Covalently Silane-Functionalized Antimonene Nanosheets and Their Copolymerized Gel Glasses for Broadband Vis-NIR Optical Limiting

Two-dimensional antimonene has many potential applications for its high mobility, high stability, and tunable band gap. The covalent chemistry of antimonene and the molecular doping or hybrid of antimonene remain incomplete for further applications. In this work, silane-functionalized antimonene nanosheets and their copolymerized organically modified silicate gel glasses are designed and prepared. The experimental data confirmed that 3-glycidoxypropyltrimethox-ysilane interacts covalently with antimonene. Compared with unfunctionalized antimonene, the silane-functionalized antimonene shows higher concentration, higher compatibility, and dispersion stability in solvents and gel matrices. In particular, the doping concentration of functionalized antimonene nanosheets can reach 2% in gel glass, which is larger than conventional nanocomposites and nanohybrids.
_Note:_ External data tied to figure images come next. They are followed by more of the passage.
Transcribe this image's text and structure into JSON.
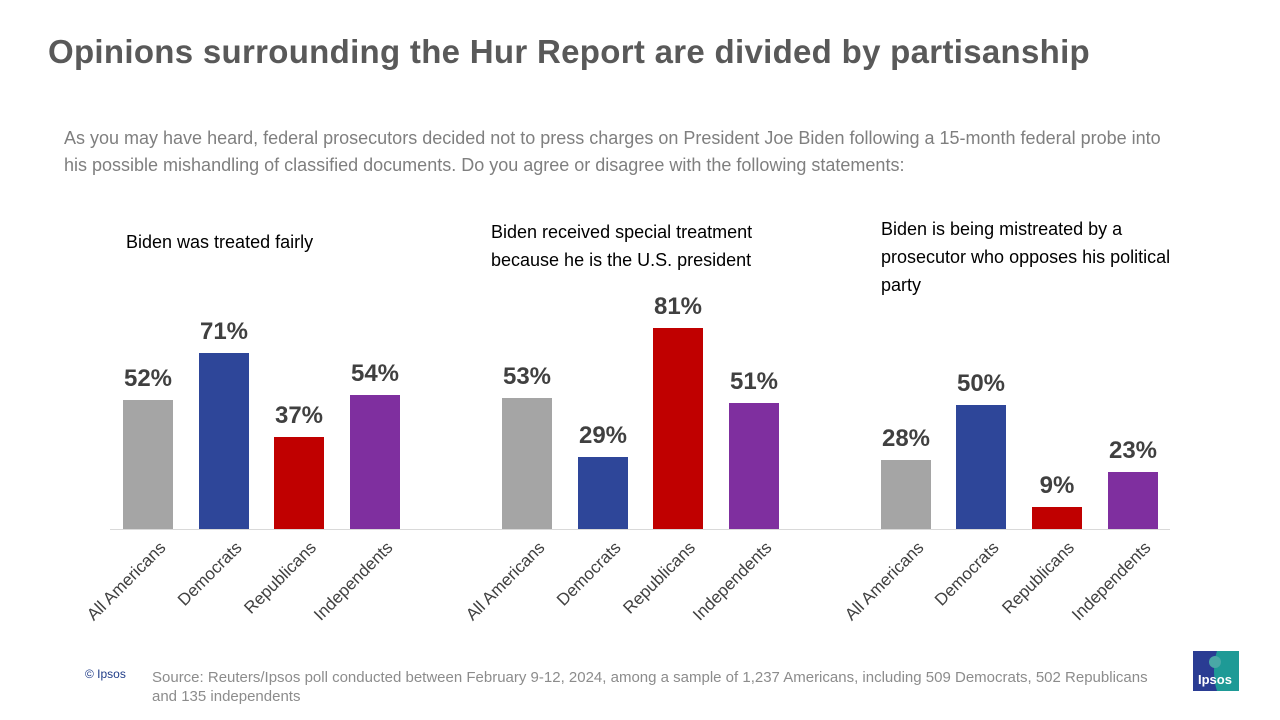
{
  "title": "Opinions surrounding the Hur Report are divided by partisanship",
  "subtitle": "As you may have heard, federal prosecutors decided not to press charges on President Joe Biden following a 15-month federal probe into his possible mishandling of classified documents. Do you agree or disagree with the following statements:",
  "chart_data": [
    {
      "type": "bar",
      "title": "Biden was treated fairly",
      "categories": [
        "All Americans",
        "Democrats",
        "Republicans",
        "Independents"
      ],
      "values": [
        52,
        71,
        37,
        54
      ],
      "value_labels": [
        "52%",
        "71%",
        "37%",
        "54%"
      ],
      "ylim": [
        0,
        100
      ]
    },
    {
      "type": "bar",
      "title": "Biden received special treatment because he is the U.S. president",
      "categories": [
        "All Americans",
        "Democrats",
        "Republicans",
        "Independents"
      ],
      "values": [
        53,
        29,
        81,
        51
      ],
      "value_labels": [
        "53%",
        "29%",
        "81%",
        "51%"
      ],
      "ylim": [
        0,
        100
      ]
    },
    {
      "type": "bar",
      "title": "Biden is being mistreated by a prosecutor who opposes his political party",
      "categories": [
        "All Americans",
        "Democrats",
        "Republicans",
        "Independents"
      ],
      "values": [
        28,
        50,
        9,
        23
      ],
      "value_labels": [
        "28%",
        "50%",
        "9%",
        "23%"
      ],
      "ylim": [
        0,
        100
      ]
    }
  ],
  "colors": {
    "All Americans": "#a5a5a5",
    "Democrats": "#2e4699",
    "Republicans": "#c00000",
    "Independents": "#7f2f9f"
  },
  "footer": {
    "copyright": "© Ipsos",
    "source": "Source: Reuters/Ipsos poll conducted between February 9-12, 2024, among a sample of 1,237 Americans, including 509 Democrats, 502 Republicans and 135 independents",
    "logo": "Ipsos"
  }
}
These nanosheets exhibit outstanding optical limiting performance in the visible and long-wavelength near-infrared regions (532-2150 nm). The mechanism of optical limiting is found to be a combination of nonlinear absorption, nonlinear refraction, and nonlinear scattering. The silane-functionalized antimonene nanosheets and their copolymerized hybrids will be promising materials for optoelectronics, biology, energy, and others.

Automated summary

Silane-functionalized antimonene nanosheets exhibit high concentration, compatibility, and dispersion stability, showing excellent optical limiting performance. In copolymerized organically modified silicate gel glasses, the doping concentration can reach 2%, which is higher than conventional materials.